A retrospective longitudinal cohort study was conducted at St Luke’s International Hospital, a large teaching hospital in Tokyo, Japan. All participants who underwent health examinations at the hospital’s Centre for Preventive Medicine between 2005 and 2011 and had an estimated glomerular filtration rate (eGFR) > 15 mL/min/1.73 m² were included. Participants who required regular dialysis, regardless of whether it was hemo- or peritoneal dialysis, were excluded. The primary outcome was a composite renal outcome that was compared with the frequency of tooth brushing. The St Luke’s Ethics Committee Institutional Review Board approved this study (approval number: 18-R203 – Comprehensive approvals for studies about social habits using this dataset).
Outcomes
The primary outcome was a composite renal outcome consisting of a 25% eGFR reduction from baseline, an eGFR of <15 mL/min/1.73 m², and a requirement for regular dialysis [14-16]. The eGFR for each patient was calculated based on the following formula for Japanese patients [17]:
Male: eGFR = 194 × (serum creatinine)-1.094 × (age)-0.287
Female: eGFR = 194 × (serum creatinine)-1.094 × (age)-0.287 × 0.739
The baseline eGFR for each participant was defined as the eGFR measured at their first visit to the center between 2005 and 2011. The eGFR was measured at every subsequent visit to the center for health examinations. The initiation of regular dialysis was dependent on each physician’s decision; relevant information was obtained from the electronic medical records or participants’ self-reports. Each patient was followed until December 31, 2018.

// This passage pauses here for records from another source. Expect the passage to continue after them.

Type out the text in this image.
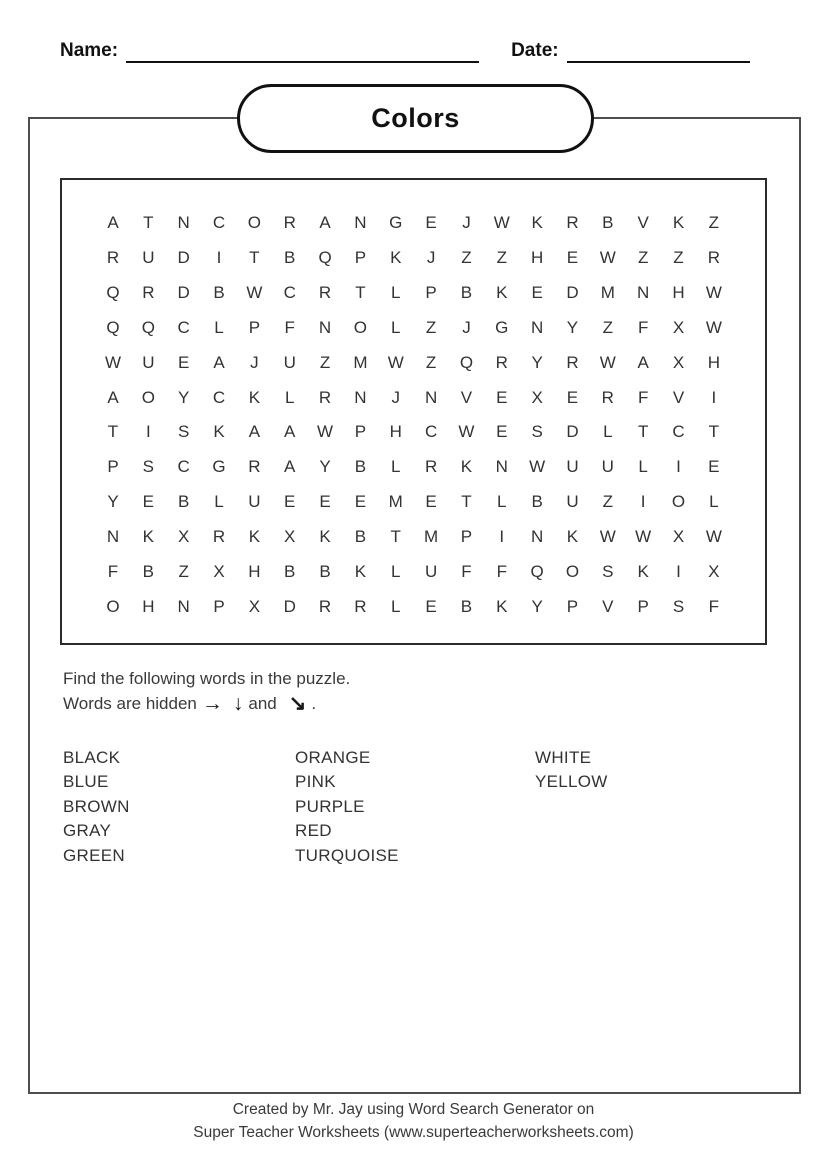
Name:	Date:
Colors
A	T	N C O R	A	N G	E	J	W	K	R	B	V	K	Z
R U D	I	T	B	Q	P	K	J	Z	Z	H	E	W	Z	Z	R
Q R D	B	W C R	T	L	P	B	K	E	D M N H W
Q Q C	L	P	F	N O	L	Z	J	G N	Y	Z	F	X	W
W U	E	A	J	U	Z	M W	Z	Q R	Y	R W	A	X	H
A	O	Y	C	K	L	R N	J	N	V	E	X	E	R	F	V	I
T	I	S	K	A	A	W	P	H C W	E	S	D	L	T	C	T
P	S	C G R	A	Y	B	L	R	K	N W U U	L	I	E
Y	E	B	L	U	E	E	E	M	E	T	L	B	U	Z	I	O	L
N	K	X	R	K	X	K	B	T	M	P	I	N	K	W W	X	W
F	B	Z	X	H	B	B	K	L	U	F	F	Q O	S	K	I	X
O H N	P	X	D R R	L	E	B	K	Y	P	V	P	S	F
Find the following words in the puzzle.
Words are hidden → ↓ and ↘ .
BLACK
BLUE
BROWN
GRAY
GREEN
ORANGE
PINK
PURPLE
RED
TURQUOISE
WHITE
YELLOW
Created by Mr. Jay using Word Search Generator on
Super Teacher Worksheets (www.superteacherworksheets.com)
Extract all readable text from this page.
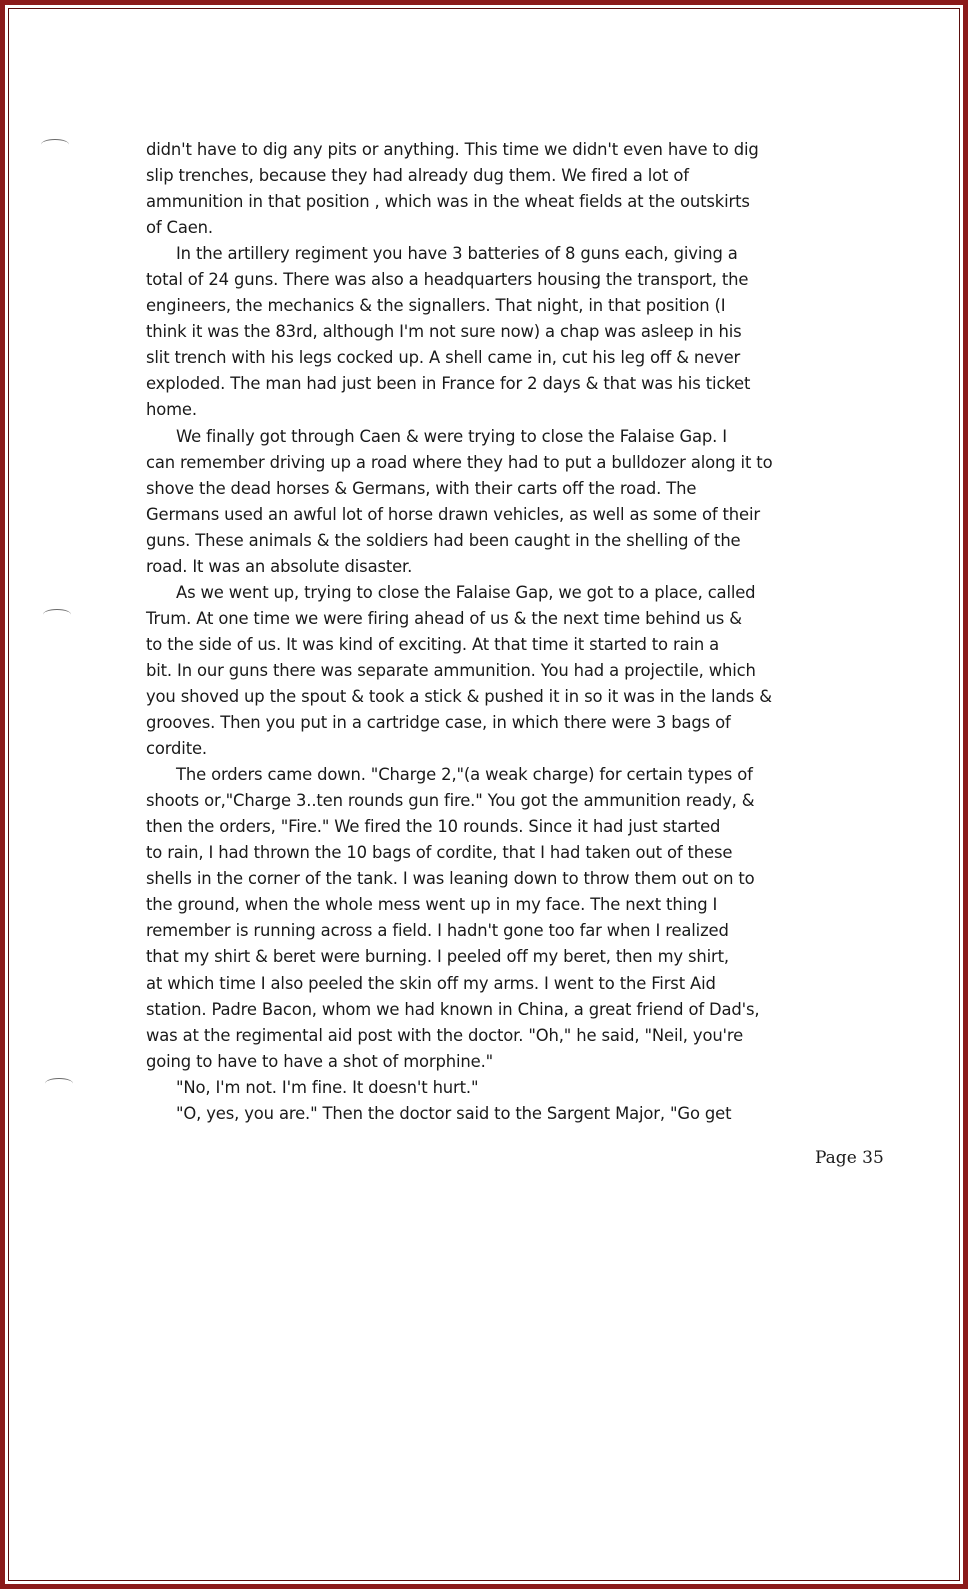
didn't have to dig any pits or anything. This time we didn't even have to dig
slip trenches, because they had already dug them. We fired a lot of
ammunition in that position , which was in the wheat fields at the outskirts
of Caen.
In the artillery regiment you have 3 batteries of 8 guns each, giving a
total of 24 guns. There was also a headquarters housing the transport, the
engineers, the mechanics & the signallers. That night, in that position (I
think it was the 83rd, although I'm not sure now) a chap was asleep in his
slit trench with his legs cocked up. A shell came in, cut his leg off & never
exploded. The man had just been in France for 2 days & that was his ticket
home.
We finally got through Caen & were trying to close the Falaise Gap. I
can remember driving up a road where they had to put a bulldozer along it to
shove the dead horses & Germans, with their carts off the road. The
Germans used an awful lot of horse drawn vehicles, as well as some of their
guns. These animals & the soldiers had been caught in the shelling of the
road. It was an absolute disaster.
As we went up, trying to close the Falaise Gap, we got to a place, called
Trum. At one time we were firing ahead of us & the next time behind us &
to the side of us. It was kind of exciting. At that time it started to rain a
bit. In our guns there was separate ammunition. You had a projectile, which
you shoved up the spout & took a stick & pushed it in so it was in the lands &
grooves. Then you put in a cartridge case, in which there were 3 bags of
cordite.
The orders came down. "Charge 2,"(a weak charge) for certain types of
shoots or,"Charge 3..ten rounds gun fire." You got the ammunition ready, &
then the orders, "Fire." We fired the 10 rounds. Since it had just started
to rain, I had thrown the 10 bags of cordite, that I had taken out of these
shells in the corner of the tank. I was leaning down to throw them out on to
the ground, when the whole mess went up in my face. The next thing I
remember is running across a field. I hadn't gone too far when I realized
that my shirt & beret were burning. I peeled off my beret, then my shirt,
at which time I also peeled the skin off my arms. I went to the First Aid
station. Padre Bacon, whom we had known in China, a great friend of Dad's,
was at the regimental aid post with the doctor. "Oh," he said, "Neil, you're
going to have to have a shot of morphine."
"No, I'm not. I'm fine. It doesn't hurt."
"O, yes, you are." Then the doctor said to the Sargent Major, "Go get
Page 35
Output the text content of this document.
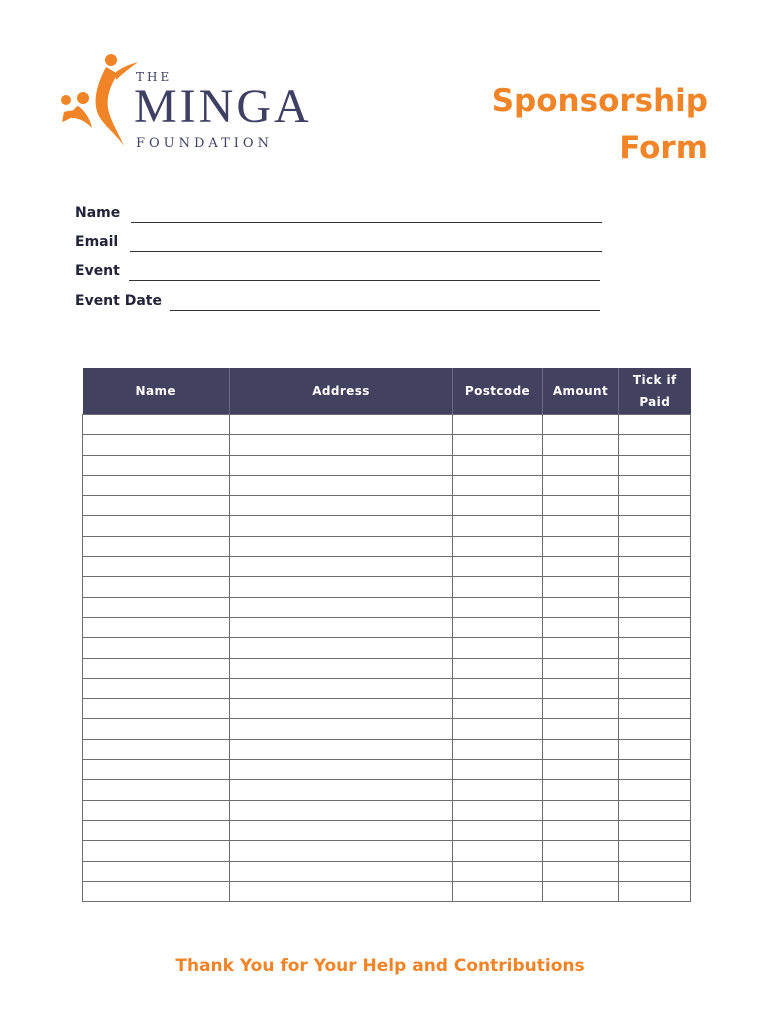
THE
MINGA
FOUNDATION
Sponsorship
Form
Name
Email
Event
Event Date
Name	Address	Postcode	Amount	Tick if
Paid

Thank You for Your Help and Contributions
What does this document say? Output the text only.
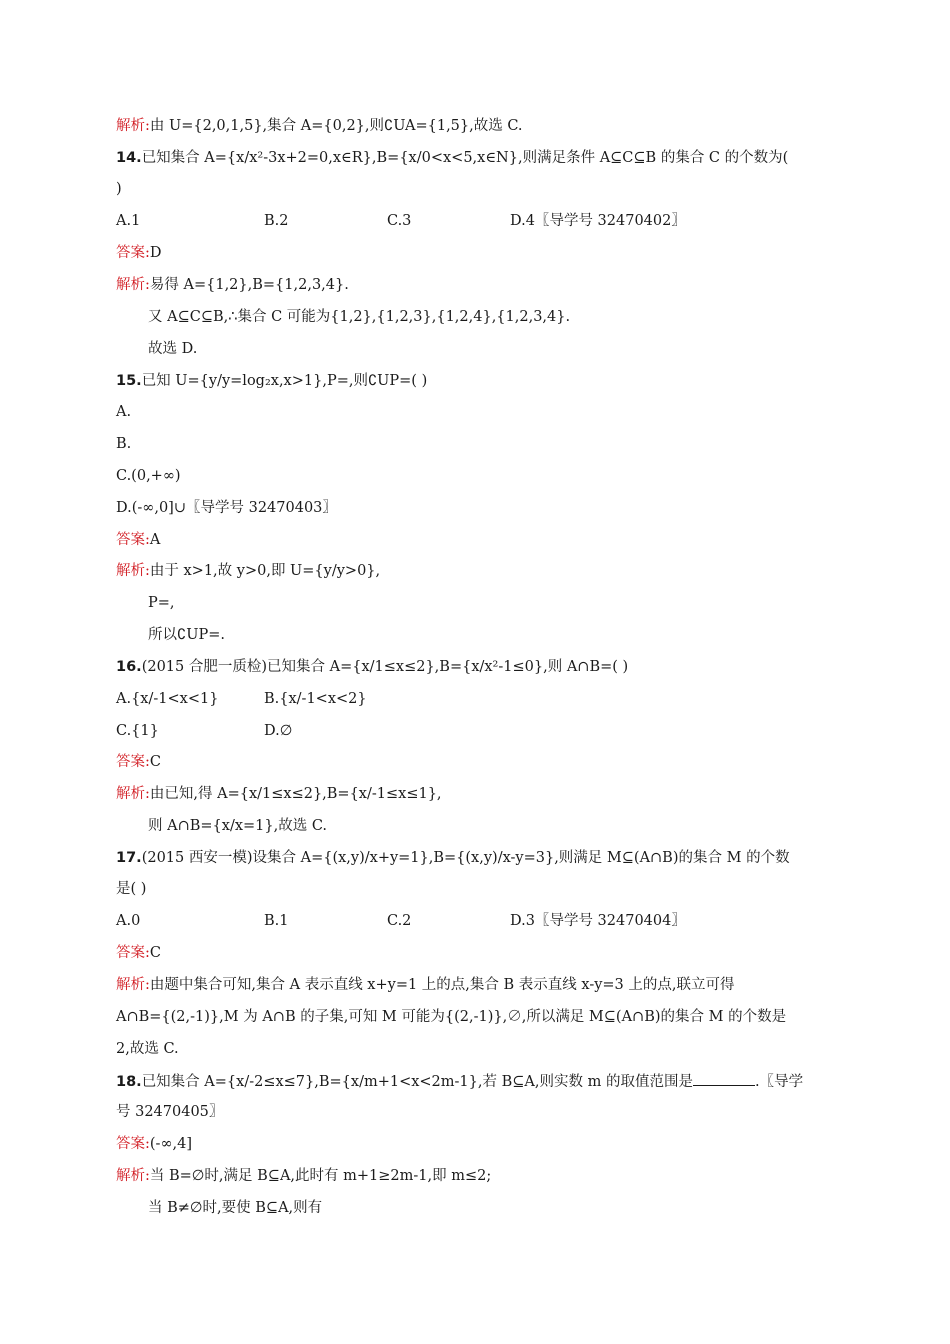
解析:由 U={2,0,1,5},集合 A={0,2},则∁UA={1,5},故选 C.
14.已知集合 A={x/x²-3x+2=0,x∈R},B={x/0<x<5,x∈N},则满足条件 A⊆C⊆B 的集合 C 的个数为(
)
A.1	B.2	C.3	D.4〖导学号 32470402〗
答案:D
解析:易得 A={1,2},B={1,2,3,4}.
又 A⊆C⊆B,∴集合 C 可能为{1,2},{1,2,3},{1,2,4},{1,2,3,4}.
故选 D.
15.已知 U={y/y=log₂x,x>1},P=,则∁UP=( )
A.
B.
C.(0,+∞)
D.(-∞,0]∪〖导学号 32470403〗
答案:A
解析:由于 x>1,故 y>0,即 U={y/y>0},
P=,
所以∁UP=.
16.(2015 合肥一质检)已知集合 A={x/1≤x≤2},B={x/x²-1≤0},则 A∩B=( )
A.{x/-1<x<1}	B.{x/-1<x<2}
C.{1}	D.∅
答案:C
解析:由已知,得 A={x/1≤x≤2},B={x/-1≤x≤1},
则 A∩B={x/x=1},故选 C.
17.(2015 西安一模)设集合 A={(x,y)/x+y=1},B={(x,y)/x-y=3},则满足 M⊆(A∩B)的集合 M 的个数
是( )
A.0	B.1	C.2	D.3〖导学号 32470404〗
答案:C
解析:由题中集合可知,集合 A 表示直线 x+y=1 上的点,集合 B 表示直线 x-y=3 上的点,联立可得
A∩B={(2,-1)},M 为 A∩B 的子集,可知 M 可能为{(2,-1)},∅,所以满足 M⊆(A∩B)的集合 M 的个数是
2,故选 C.
18.已知集合 A={x/-2≤x≤7},B={x/m+1<x<2m-1},若 B⊆A,则实数 m 的取值范围是	.〖导学
号 32470405〗
答案:(-∞,4]
解析:当 B=∅时,满足 B⊆A,此时有 m+1≥2m-1,即 m≤2;
当 B≠∅时,要使 B⊆A,则有
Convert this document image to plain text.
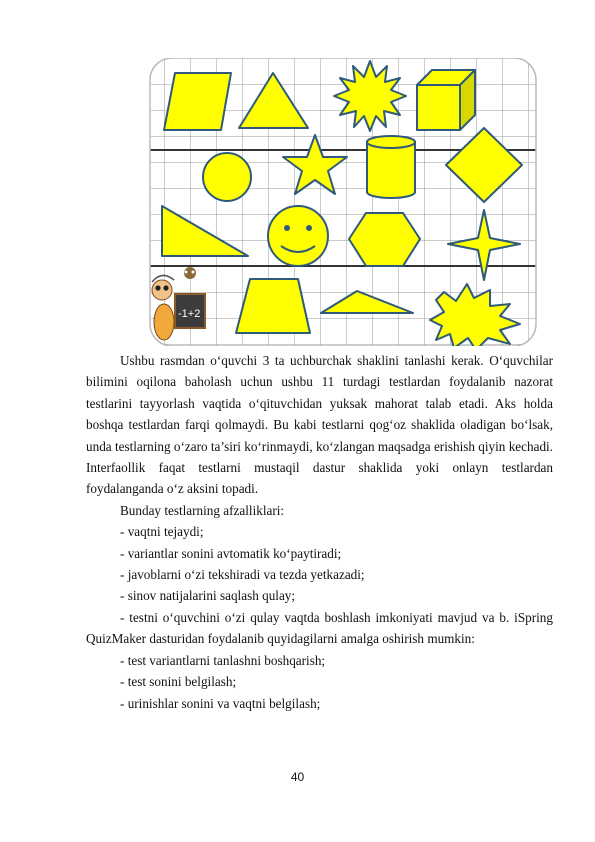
-1+2

Ushbu rasmdan o‘quvchi 3 ta uchburchak shaklini tanlashi kerak. O‘quvchilar bilimini oqilona baholash uchun ushbu 11 turdagi testlardan foydalanib nazorat testlarini tayyorlash vaqtida o‘qituvchidan yuksak mahorat talab etadi. Aks holda boshqa testlardan farqi qolmaydi. Bu kabi testlarni qog‘oz shaklida oladigan bo‘lsak, unda testlarning o‘zaro ta’siri ko‘rinmaydi, ko‘zlangan maqsadga erishish qiyin kechadi. Interfaollik faqat testlarni mustaqil dastur shaklida yoki onlayn testlardan foydalanganda o‘z aksini topadi.

Bunday testlarning afzalliklari:

- vaqtni tejaydi;

- variantlar sonini avtomatik ko‘paytiradi;

- javoblarni o‘zi tekshiradi va tezda yetkazadi;

- sinov natijalarini saqlash qulay;

- testni o‘quvchini o‘zi qulay vaqtda boshlash imkoniyati mavjud va b. iSpring QuizMaker dasturidan foydalanib quyidagilarni amalga oshirish mumkin:

- test variantlarni tanlashni boshqarish;

- test sonini belgilash;

- urinishlar sonini va vaqtni belgilash;

40
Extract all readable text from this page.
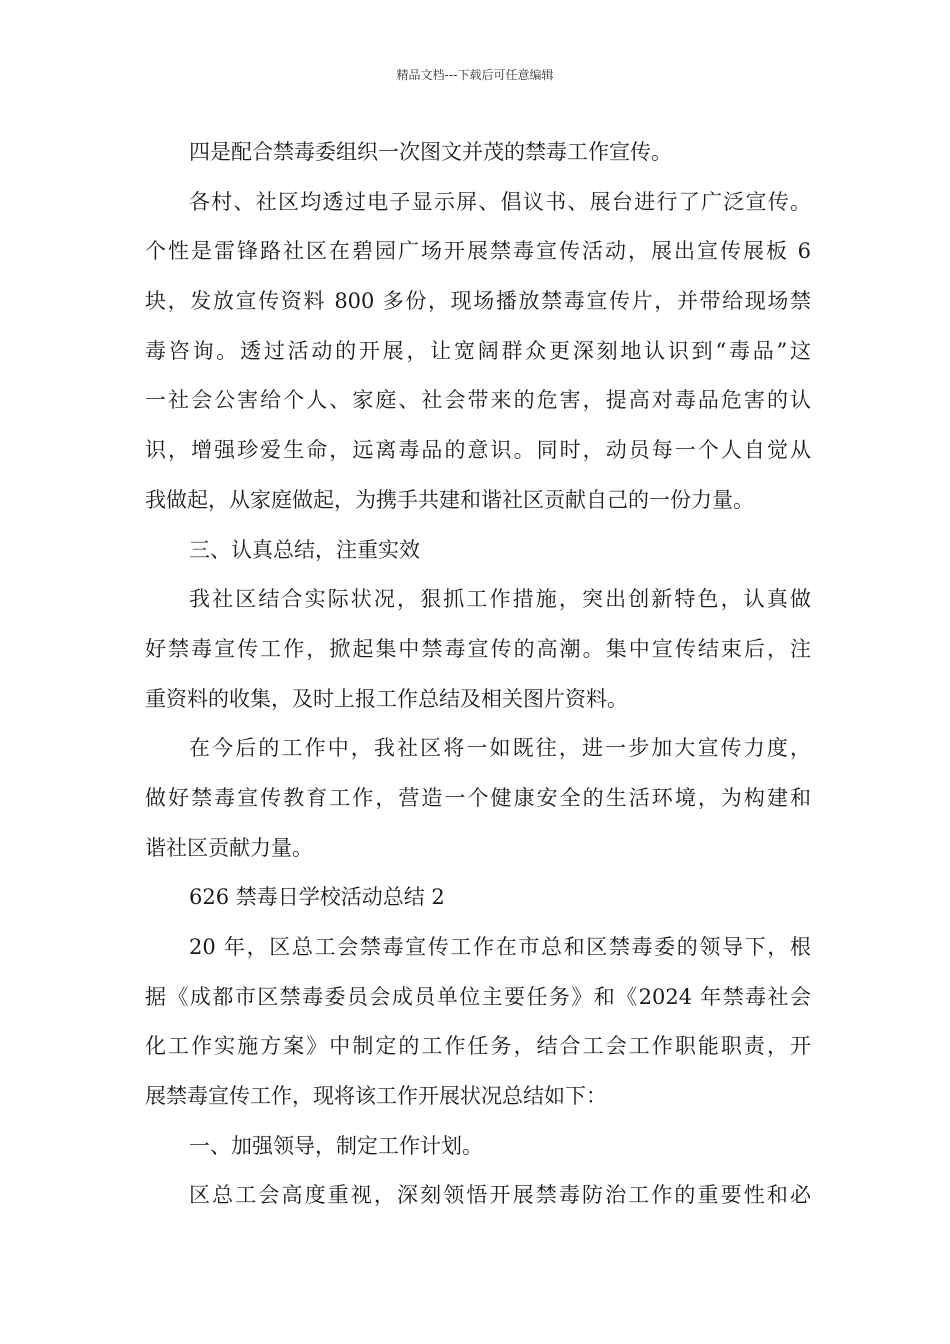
精品文档---下载后可任意编辑
四是配合禁毒委组织一次图文并茂的禁毒工作宣传。
各村、社区均透过电子显示屏、倡议书、展台进行了广泛宣传。
个性是雷锋路社区在碧园广场开展禁毒宣传活动，展出宣传展板 6
块，发放宣传资料 800 多份，现场播放禁毒宣传片，并带给现场禁
毒咨询。透过活动的开展，让宽阔群众更深刻地认识到“毒品”这
一社会公害给个人、家庭、社会带来的危害，提高对毒品危害的认
识，增强珍爱生命，远离毒品的意识。同时，动员每一个人自觉从
我做起，从家庭做起，为携手共建和谐社区贡献自己的一份力量。
三、认真总结，注重实效
我社区结合实际状况，狠抓工作措施，突出创新特色，认真做
好禁毒宣传工作，掀起集中禁毒宣传的高潮。集中宣传结束后，注
重资料的收集，及时上报工作总结及相关图片资料。
在今后的工作中，我社区将一如既往，进一步加大宣传力度，
做好禁毒宣传教育工作，营造一个健康安全的生活环境，为构建和
谐社区贡献力量。
626 禁毒日学校活动总结 2
20 年，区总工会禁毒宣传工作在市总和区禁毒委的领导下，根
据《成都市区禁毒委员会成员单位主要任务》和《2024 年禁毒社会
化工作实施方案》中制定的工作任务，结合工会工作职能职责，开
展禁毒宣传工作，现将该工作开展状况总结如下：
一、加强领导，制定工作计划。
区总工会高度重视，深刻领悟开展禁毒防治工作的重要性和必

Frequency of tooth brushing
All participants were asked about their tooth brushing frequency as part of a questionnaire during their health examinations between 2005 and 2011. Each participant was asked to select one of the following responses to the question regarding tooth brushing frequency: less than daily, once a day, once to twice a day, or after every meal. Due to the small number of participants who brushed their teeth less than daily, we combined this group of patients with those that brushed their teeth once a day; this was defined as the reference group. Information about tooth brushing frequency was subsequently obtained at every visit to the center and considered as a time-dependent variable.
Covariates
As a part of the questionnaire provided during health examinations, we obtained information about participants’ demographics, medical histories, laboratory measures and physical examinations as potential covariates for our study. Health habits including alcohol consumption (abstainer, occasional drinker, regular drinker), smoking status (never smoker, former smoker, current smoker) and exercise habits (almost none, 1-2 times a week, 3-5 times a week, almost every day) were also assessed. During the health examinations, trained staff measured participants’ heights and weights and calculated their body mass indexes (BMI). Each participant was categorized into one of three groups based on their BMI and Asian criteria: underweight (BMI < 18.5 kg/m2), normal (BMI 18.5–24.9 kg/m2) or obese/overweight (BMI ≥ 25.0 kg/m2) [18]. Information about comorbidities related to the progression of CKD such as diabetes, hypertension [19], or cancer [20], was also obtained from participants’ self-reports. This information was obtained at every health examination and considered as a time-dependent variable.
Finally, information regarding participants’ baseline kidney function was also evaluated and retained as a potential covariate. The eGFR of each participant was calculated based on the Japanese formula outlined above and used to categorize patients into a baseline CKD risk group (low risk, moderately increased risk, high risk, very high risk) according to The Kidney Disease: Improving Global Outcomes (KDIGO) 2012 Clinical Practice Guideline [21]. The baseline eGFRs and CKD risk group classifications were used as covariates.
Statistical methods
First, we compared participants’ baseline characteristics with their tooth brushing frequency. We then conducted multivariate analyses using a generalized estimating equation with the logit function and a binomial distribution to evaluate the association between frequency of tooth brushing and composite renal outcome, adjusting for potential covariates. We used different potential covariates in each of the models: Model 1 was adjusted for participant age and sex, baseline eGFR, and baseline CKD risk category; Model 2 was adjusted for health habits (alcohol consumption, smoking status, and exercise habits) in addition to the covariates used in Model 1; Model 3 was adjusted for BMI in addition to the covariates used in Model 2; and Model 4 was adjusted for comorbidities (hypertension, diabetes, and any type of cancer) in addition to the covariates used in Model 3. Our final model was model 4, but we also presented the results of other models as part of the sensitivity analysis to show that the results are consistent with varying covariates. We also stratified the data by baseline CKD risk category to evaluate the impact of tooth brushing frequency on composite renal outcomes in sub-analyses. All analyses were performed using STATA 14 (STATA Corp., College Station, TX, USA).